Mercato Italia - Aprile 2022 - immatricolazioni per marca

Viva l’escalation tecnologica

Con il preciso intento di capirci qualcosa, partiamo guardando ai cambiamenti della nostra epoca.
Una miscela di elementi messi in amalgama con modalità e tempi diversi, una serie di variazioni, di metamorfosi, perfino di mutazioni. Sembra come se il vero protagonista sia il cambiamento stesso, quello continuo, quello di Aristotele dove il movimento è eterno, come il tempo. Un concetto che ha aspettato 2.250 anni per essere sintetizzato in una formula matematica.
Non esistono più posizioni fisse, o meglio lungamente stabili. Ce ne rendiamo conto durante le elezioni politiche, per via di quei pochi che ancora vanno a votare. Elettorati camaleontici, instancabili migratori del seggio. Surfisti dell’onda parlamentare. Si assiste a una costante instabilità qualificata dal disorientamento.
Un atteggiamento derivato da processi che non è stato possibile governare, un modo di esistere generato dagli effetti avversi della globalizzazione.
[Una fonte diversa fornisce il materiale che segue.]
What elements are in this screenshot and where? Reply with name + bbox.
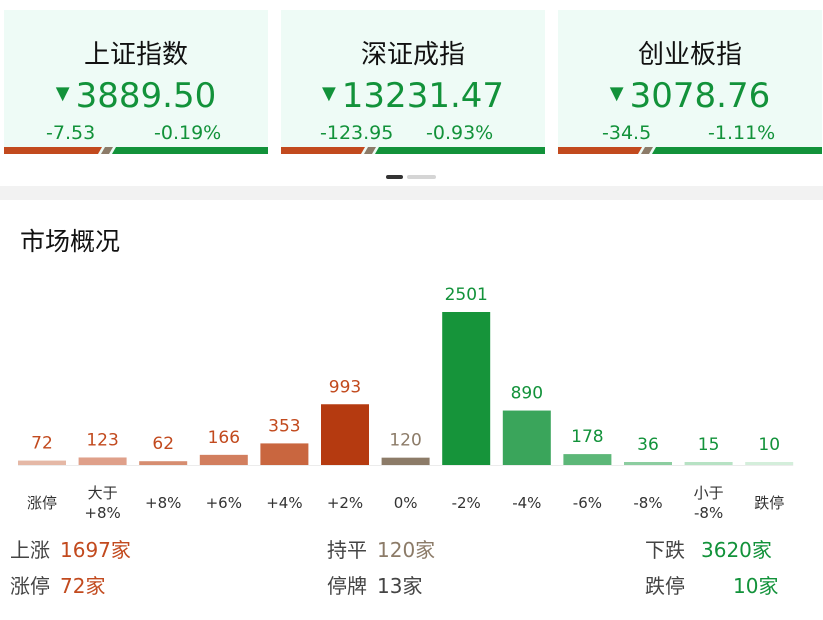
stat-label: 跌停: [645, 574, 685, 598]
stat-label: 停牌: [327, 574, 367, 598]
index-price-value: 13231.47: [341, 76, 505, 116]
stat-label: 持平: [327, 538, 367, 562]
chart-bar: [624, 462, 672, 465]
chart-bar: [18, 460, 66, 465]
advance-decline-bar: [4, 147, 268, 154]
chart-value-label: 993: [329, 377, 361, 397]
index-name: 创业板指: [637, 40, 742, 70]
down-arrow-icon: ▼: [321, 83, 336, 104]
chart-value-label: 890: [511, 384, 543, 404]
chart-value-label: 178: [571, 427, 603, 447]
carousel-pager[interactable]: [386, 175, 436, 179]
stat-halt: 停牌 13家: [327, 570, 422, 599]
index-price-value: 3078.76: [629, 76, 771, 116]
index-change: -34.5: [602, 122, 652, 144]
index-change-pct: -0.19%: [154, 122, 222, 144]
chart-category-label: -2%: [452, 494, 481, 512]
chart-category-label: -4%: [512, 494, 541, 512]
chart-category-label: 涨停: [27, 494, 57, 512]
chart-bar: [199, 454, 248, 465]
chart-category-label: 跌停: [754, 494, 784, 512]
chart-bar: [442, 312, 491, 465]
index-change-pct: -0.93%: [426, 122, 494, 144]
chart-category-label: +8%: [84, 504, 120, 522]
chart-value-label: 36: [637, 435, 659, 455]
index-change: -123.95: [320, 122, 394, 144]
chart-category-label: +4%: [266, 494, 302, 512]
index-name: 深证成指: [360, 40, 465, 70]
chart-bar: [684, 462, 733, 465]
chart-category-label: -6%: [573, 494, 602, 512]
chart-category-label: -8%: [633, 494, 662, 512]
stat-up: 上涨 1697家: [10, 534, 131, 563]
stat-limit-up: 涨停 72家: [10, 570, 105, 599]
index-change-pct: -1.11%: [708, 122, 776, 144]
chart-category-label: +6%: [206, 494, 242, 512]
chart-value-label: 2501: [445, 285, 488, 305]
chart-category-label: 0%: [394, 494, 418, 512]
index-price: ▼ 3889.50: [4, 76, 268, 116]
chart-bar: [745, 462, 794, 465]
chart-value-label: 120: [389, 431, 421, 451]
stat-label: 下跌: [645, 538, 685, 562]
chart-value-label: 166: [208, 428, 240, 448]
index-card-sz[interactable]: 深证成指 ▼ 13231.47 -123.95 -0.93%: [281, 10, 545, 154]
chart-category-label: 大于: [88, 484, 118, 502]
pager-dot[interactable]: [407, 175, 436, 179]
index-change: -7.53: [46, 122, 96, 144]
index-name: 上证指数: [83, 40, 188, 70]
advance-decline-bar: [281, 147, 545, 154]
stat-value: 3620家: [701, 538, 772, 562]
chart-value-label: 10: [758, 435, 780, 455]
stat-value: 120家: [377, 538, 436, 562]
stat-label: 涨停: [10, 574, 50, 598]
stat-limit-down: 跌停 10家: [645, 570, 778, 599]
rise-fall-distribution-chart: 72 123 62 166 353 993 120 2501 890 178 36 15 10 涨停 大于…: [18, 285, 794, 522]
pager-dot-active[interactable]: [386, 175, 403, 179]
chart-bars: [18, 312, 794, 465]
chart-value-labels: 72 123 62 166 353 993 120 2501 890 178 36 15 10: [31, 285, 780, 455]
chart-bar: [381, 457, 430, 465]
index-card-cyb[interactable]: 创业板指 ▼ 3078.76 -34.5 -1.11%: [558, 10, 822, 154]
chart-category-label: +2%: [327, 494, 363, 512]
section-divider: [0, 186, 823, 200]
stat-down: 下跌 3620家: [645, 534, 772, 563]
chart-category-labels: 涨停 大于 +8% +8% +6% +4% +2% 0% -2% -4% -6% -8% 小于 -8% 跌停: [27, 484, 784, 522]
stat-flat: 持平 120家: [327, 534, 435, 563]
stat-value: 1697家: [60, 538, 131, 562]
stat-value: 72家: [60, 574, 106, 598]
chart-bar: [260, 443, 309, 465]
down-arrow-icon: ▼: [609, 83, 624, 104]
index-card-sh[interactable]: 上证指数 ▼ 3889.50 -7.53 -0.19%: [4, 10, 268, 154]
chart-category-label: +8%: [145, 494, 181, 512]
section-title: 市场概况: [20, 227, 121, 256]
stat-value: 10家: [733, 574, 779, 598]
chart-bar: [321, 404, 369, 465]
chart-value-label: 62: [152, 434, 174, 454]
chart-category-label: -8%: [694, 504, 723, 522]
chart-bar: [78, 457, 127, 465]
index-carousel[interactable]: 上证指数 ▼ 3889.50 -7.53 -0.19% 深证成指 ▼ 13231.4…: [0, 0, 823, 186]
chart-value-label: 123: [86, 430, 118, 450]
chart-bar: [502, 410, 551, 465]
advance-decline-bar: [558, 147, 822, 154]
index-price: ▼ 13231.47: [281, 76, 545, 116]
stat-value: 13家: [377, 574, 423, 598]
chart-value-label: 353: [268, 416, 300, 436]
stat-label: 上涨: [10, 538, 50, 562]
chart-category-label: 小于: [694, 484, 724, 502]
chart-bar: [139, 461, 188, 465]
index-price-value: 3889.50: [75, 76, 217, 116]
chart-bar: [563, 454, 612, 465]
down-arrow-icon: ▼: [55, 83, 70, 104]
chart-value-label: 72: [31, 434, 53, 454]
index-price: ▼ 3078.76: [558, 76, 822, 116]
chart-value-label: 15: [698, 435, 720, 455]
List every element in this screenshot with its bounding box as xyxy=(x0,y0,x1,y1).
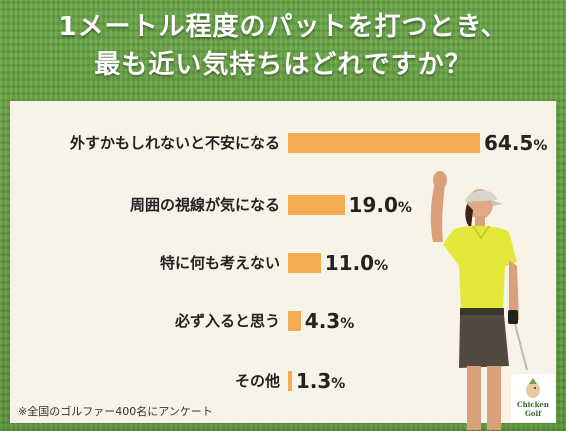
value-unit: % xyxy=(374,258,389,274)
chart-title: 1メートル程度のパットを打つとき、 最も近い気持ちはどれですか？ xyxy=(0,8,566,84)
bar xyxy=(288,253,321,273)
category-label: 特に何も考えない xyxy=(159,254,280,272)
value-label: 19.0% xyxy=(349,193,412,220)
value-unit: % xyxy=(397,200,412,216)
chicken-logo-icon xyxy=(526,378,540,398)
value-unit: % xyxy=(533,138,548,154)
value-label: 1.3% xyxy=(296,369,345,396)
value-label: 64.5% xyxy=(484,131,547,158)
bar xyxy=(288,311,301,331)
logo-text-line-1: Chicken xyxy=(517,400,549,409)
golfer-illustration xyxy=(430,171,528,430)
value-label: 4.3% xyxy=(305,309,354,336)
survey-footnote: ※全国のゴルファー400名にアンケート xyxy=(18,405,213,418)
bar xyxy=(288,133,480,153)
value-number: 64.5 xyxy=(484,131,534,155)
logo-text-line-2: Golf xyxy=(524,409,542,418)
category-label: 必ず入ると思う xyxy=(174,312,280,330)
category-label: 周囲の視線が気になる xyxy=(129,196,280,214)
chart-title-line-1: 1メートル程度のパットを打つとき、 xyxy=(58,12,508,42)
value-number: 1.3 xyxy=(295,369,332,393)
category-label: その他 xyxy=(234,372,280,390)
value-unit: % xyxy=(331,376,346,392)
chart-title-line-2: 最も近い気持ちはどれですか？ xyxy=(94,50,472,80)
value-number: 11.0 xyxy=(324,251,375,275)
chicken-golf-logo: Chicken Golf xyxy=(511,374,555,422)
category-label: 外すかもしれないと不安になる xyxy=(69,134,280,152)
bar xyxy=(288,371,292,391)
value-unit: % xyxy=(340,316,355,332)
value-number: 4.3 xyxy=(304,309,341,333)
bar xyxy=(288,195,345,215)
value-number: 19.0 xyxy=(348,193,398,217)
value-label: 11.0% xyxy=(325,251,388,278)
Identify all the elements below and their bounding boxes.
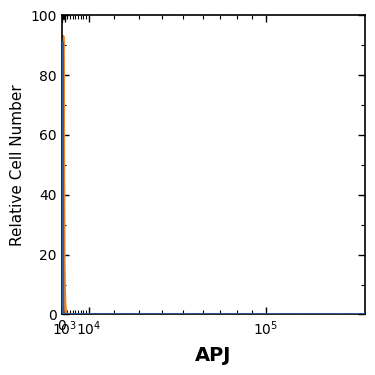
Y-axis label: Relative Cell Number: Relative Cell Number bbox=[10, 84, 25, 246]
X-axis label: APJ: APJ bbox=[195, 346, 232, 365]
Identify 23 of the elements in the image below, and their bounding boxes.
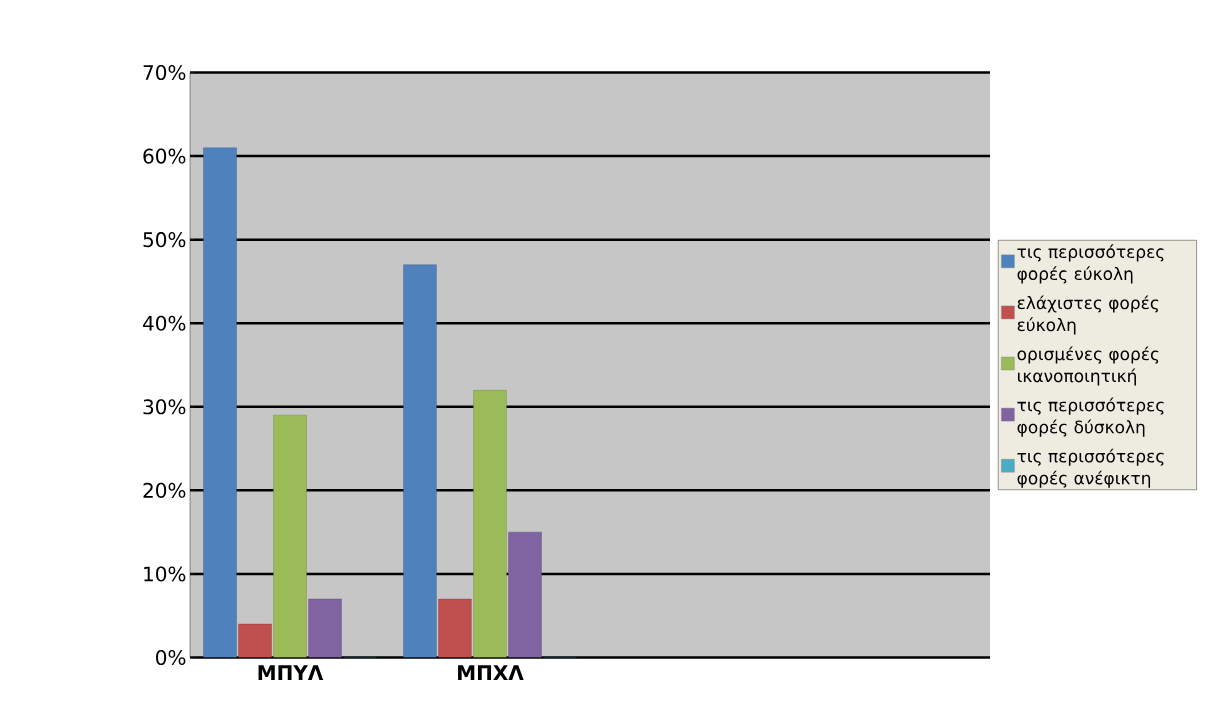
bar	[273, 414, 307, 658]
legend-label: ορισμένες φορές ικανοποιητική	[1017, 346, 1159, 386]
x-tick-label: ΜΠΧΛ	[458, 665, 524, 680]
legend-label: ελάχιστες φορές εύκολη	[1017, 295, 1159, 335]
y-tick-label: 30%	[143, 399, 186, 415]
y-tick-label: 20%	[143, 482, 186, 498]
bar	[473, 389, 507, 658]
bar	[238, 623, 272, 658]
bar	[403, 264, 437, 658]
bar	[508, 531, 542, 658]
bar	[438, 598, 472, 658]
y-tick-label: 10%	[144, 566, 186, 582]
y-tick-label: 50%	[143, 232, 186, 248]
x-tick-label: ΜΠΥΛ	[258, 665, 324, 680]
legend-label: τις περισσότερες φορές δύσκολη	[1017, 397, 1164, 437]
legend-label: τις περισσότερες φορές ανέφικτη	[1017, 448, 1164, 488]
y-tick-label: 40%	[143, 315, 186, 331]
legend-label: τις περισσότερες φορές εύκολη	[1017, 244, 1164, 284]
bar	[203, 147, 237, 658]
bar	[308, 598, 342, 658]
y-tick-label: 60%	[143, 148, 186, 164]
y-tick-label: 70%	[143, 64, 186, 81]
y-tick-label: 0%	[156, 649, 186, 666]
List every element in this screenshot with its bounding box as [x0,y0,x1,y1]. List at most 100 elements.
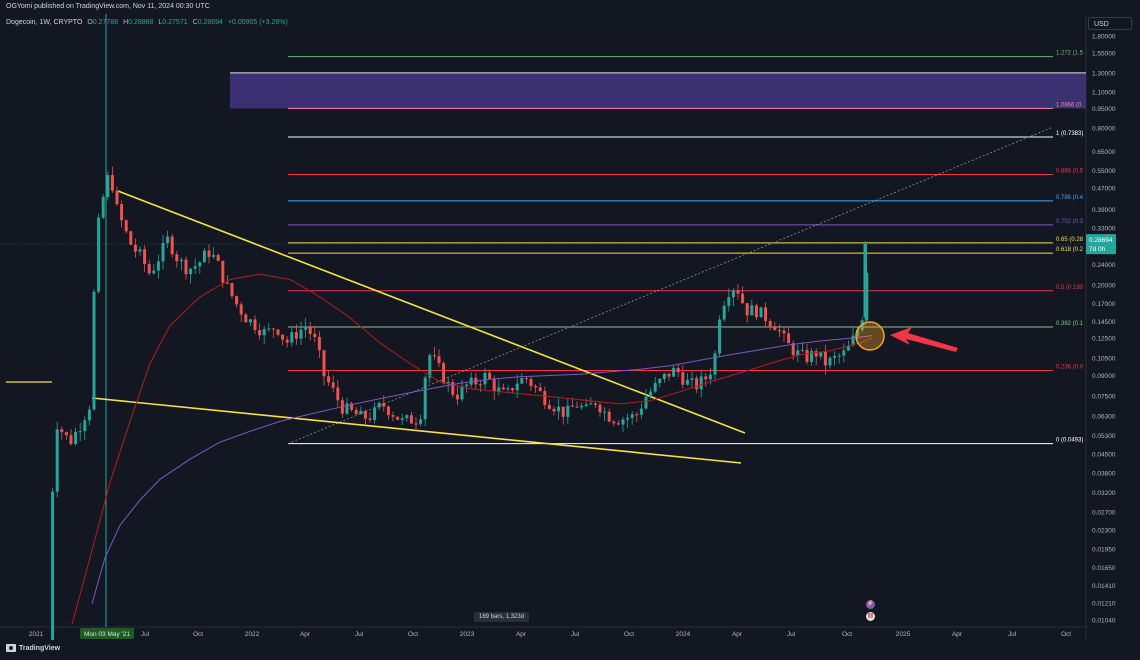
candle-body [810,351,814,362]
candle-body [106,175,110,198]
x-tick-label: Jul [355,631,364,638]
candle-body [731,290,735,298]
last-price-countdown: 7d 0h [1089,246,1106,253]
candle-body [345,403,349,414]
y-tick-label: 0.07500 [1092,394,1116,401]
y-tick-label: 0.47000 [1092,186,1116,193]
candle-body [662,373,666,379]
candle-body [708,374,712,380]
candle-body [782,330,786,334]
candle-body [750,305,754,316]
y-tick-label: 0.01410 [1092,583,1116,590]
close-value: 0.28694 [197,19,223,26]
candle-body [69,435,73,445]
y-tick-label: 0.17000 [1092,301,1116,308]
candle-body [262,329,266,336]
fib-level-label: 0.618 (0.2 [1056,247,1084,253]
symbol-name[interactable]: Dogecoin, 1W, CRYPTO [6,19,83,26]
candle-body [488,372,492,379]
candle-body [538,387,542,392]
candle-body [814,351,818,357]
low-value: 0.27571 [162,19,188,26]
y-tick-label: 0.06300 [1092,413,1116,420]
highlight-circle [855,321,885,351]
candle-body [170,236,174,255]
y-tick-label: 0.03800 [1092,471,1116,478]
supply-zone [230,72,1086,109]
candle-body [322,350,326,377]
x-tick-label: Jul [571,631,580,638]
candle-body [423,377,427,420]
x-tick-label: 2025 [896,631,911,638]
candle-body [267,328,271,330]
currency-selector[interactable]: USD [1088,17,1132,30]
last-price-value: 0.28694 [1089,237,1113,244]
candle-body [713,353,717,375]
low-label: L [158,19,163,26]
candle-body [520,378,524,384]
x-tick-label: Jul [141,631,150,638]
candle-body [276,329,280,335]
y-tick-label: 0.80000 [1092,125,1116,132]
candle-body [704,376,708,380]
candle-body [465,384,469,387]
candle-body [382,402,386,407]
footer: TradingView [0,640,1140,660]
candle-body [598,404,602,413]
candle-body [612,421,616,424]
candle-body [856,329,860,336]
fib-level-label: 0.786 (0.4 [1056,195,1084,201]
candle-body [294,332,298,339]
candle-body [184,259,188,275]
candle-body [672,367,676,377]
candle-body [561,406,565,417]
candle-body [754,305,758,318]
candle-body [359,410,363,415]
candle-body [248,319,252,323]
us-flag-icon[interactable]: ▤ [866,612,875,621]
tradingview-icon [6,644,16,652]
candle-body [161,242,165,262]
candle-body [391,415,395,417]
candle-body [281,334,285,340]
candle-body [833,356,837,358]
x-tick-label: 2022 [245,631,260,638]
candle-body [529,378,533,387]
candle-body [506,388,510,390]
y-tick-label: 0.01210 [1092,600,1116,607]
candle-body [363,410,367,419]
last-price-box [1086,234,1116,255]
y-tick-label: 0.12500 [1092,336,1116,343]
candle-body [718,319,722,354]
candle-body [685,379,689,385]
candle-body [400,418,404,420]
y-tick-label: 1.80000 [1092,34,1116,41]
candle-body [787,333,791,344]
tradingview-logo[interactable]: TradingView [6,644,60,652]
candle-body [308,326,312,334]
candle-body [74,431,78,445]
candle-body [386,406,390,416]
candle-body [828,357,832,366]
candle-body [193,266,197,269]
candle-body [235,296,239,305]
candle-body [796,350,800,356]
candle-body [55,429,59,492]
candle-body [60,429,64,433]
candle-body [258,330,262,336]
date-highlight-label: Mon 03 May '21 [84,631,130,638]
candle-body [819,351,823,357]
candle-body [437,356,441,364]
candle-body [524,378,528,380]
candle-body [649,391,653,397]
candle-body [414,423,418,425]
y-tick-label: 0.14500 [1092,319,1116,326]
candle-body [409,415,413,424]
open-label: O [87,19,93,26]
candle-body [501,387,505,390]
candle-body [469,377,473,385]
lightning-icon[interactable]: ⚡ [866,600,875,609]
candle-body [428,355,432,378]
date-highlight-box [80,628,134,639]
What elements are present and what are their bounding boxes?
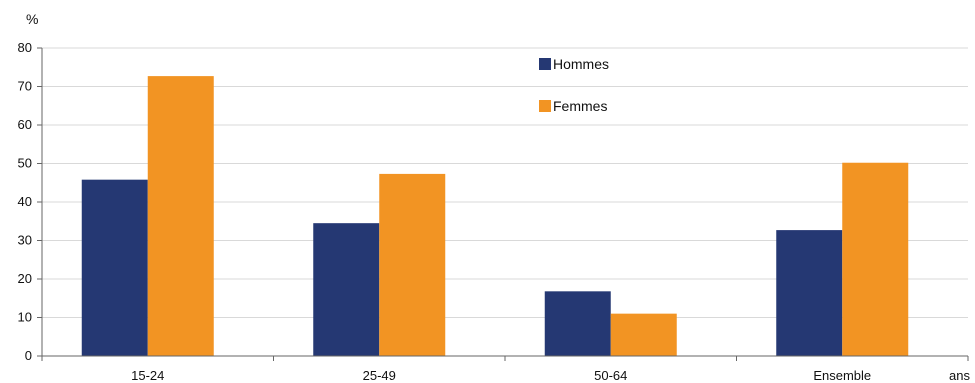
bar-femmes-50-64 — [610, 313, 677, 356]
legend-swatch-hommes — [539, 58, 551, 70]
bars — [81, 76, 909, 356]
y-tick-label: 10 — [18, 310, 32, 325]
x-tick-label: 25-49 — [363, 368, 396, 383]
y-tick-label: 20 — [18, 271, 32, 286]
y-tick-label: 40 — [18, 194, 32, 209]
y-tick-label: 80 — [18, 40, 32, 55]
legend-label-femmes: Femmes — [553, 98, 607, 114]
y-axis-unit-label: % — [26, 11, 38, 27]
bar-femmes-15-24 — [147, 76, 214, 356]
legend-swatch-femmes — [539, 100, 551, 112]
x-axis-unit-label: ans — [949, 368, 970, 383]
bar-hommes-50-64 — [544, 291, 611, 356]
x-tick-label: Ensemble — [813, 368, 871, 383]
y-tick-label: 30 — [18, 233, 32, 248]
y-tick-label: 50 — [18, 156, 32, 171]
y-tick-label: 70 — [18, 79, 32, 94]
legend: Hommes Femmes — [539, 56, 609, 114]
y-axis-ticks: 0 10 20 30 40 50 60 70 80 — [18, 40, 42, 363]
bar-femmes-ensemble — [842, 162, 909, 356]
bar-hommes-25-49 — [313, 223, 380, 356]
bar-hommes-15-24 — [81, 179, 148, 356]
bar-hommes-ensemble — [776, 230, 843, 356]
legend-label-hommes: Hommes — [553, 56, 609, 72]
y-tick-label: 0 — [25, 348, 32, 363]
bar-femmes-25-49 — [379, 173, 446, 356]
x-axis-ticks: 15-24 25-49 50-64 Ensemble — [41, 356, 969, 383]
x-tick-label: 15-24 — [131, 368, 164, 383]
y-tick-label: 60 — [18, 117, 32, 132]
x-tick-label: 50-64 — [594, 368, 627, 383]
Scavando tra le macerie del concetto originale di globalizzazione si trovano pochi resti di prospettive edificanti, di principi aggreganti, di elementi capaci di generare ricchezza, facendo crescere chi ha di meno, senza svantaggiare chi ha di più. Bei propositi, ma quanto è successo e quanto sta succedendo ci dice che non è andata così. La globalizzazione non è un gioco a informazione perfetta. Non vince chi è più bravo. C’è il lancio dei dadi, un processo prevalentemente stocastico, modellizzato nello studio dell’incertezza. E questa volta i perdenti sono gli occidentali. Gli stessi che hanno fatto crescere il resto del mondo penalizzando la propria componente, quella più avanzata. Una bella lezione che ha creato il disorientamento sociale e culturale, soprattutto perché la globalizzazione è stata promossa come la genesi di una cultura uniforme di massa. La stessa uniformità che la Cina conosce molto bene e che ha imparato a evitare con disinvoltura anglosassone dal diversamente recente 1978, quando Deng Xiaoping propose l’idea Boluan Fanzheng, letteralmente “eliminare il caos e tornare alla normalità”. Cioè l’uniformità del comunismo definita come il caos, quello che appiattisce; perché la crescita viene dalle differenze, viene dalla concorrenza, perché la normalità abita solamente nel libero mercato.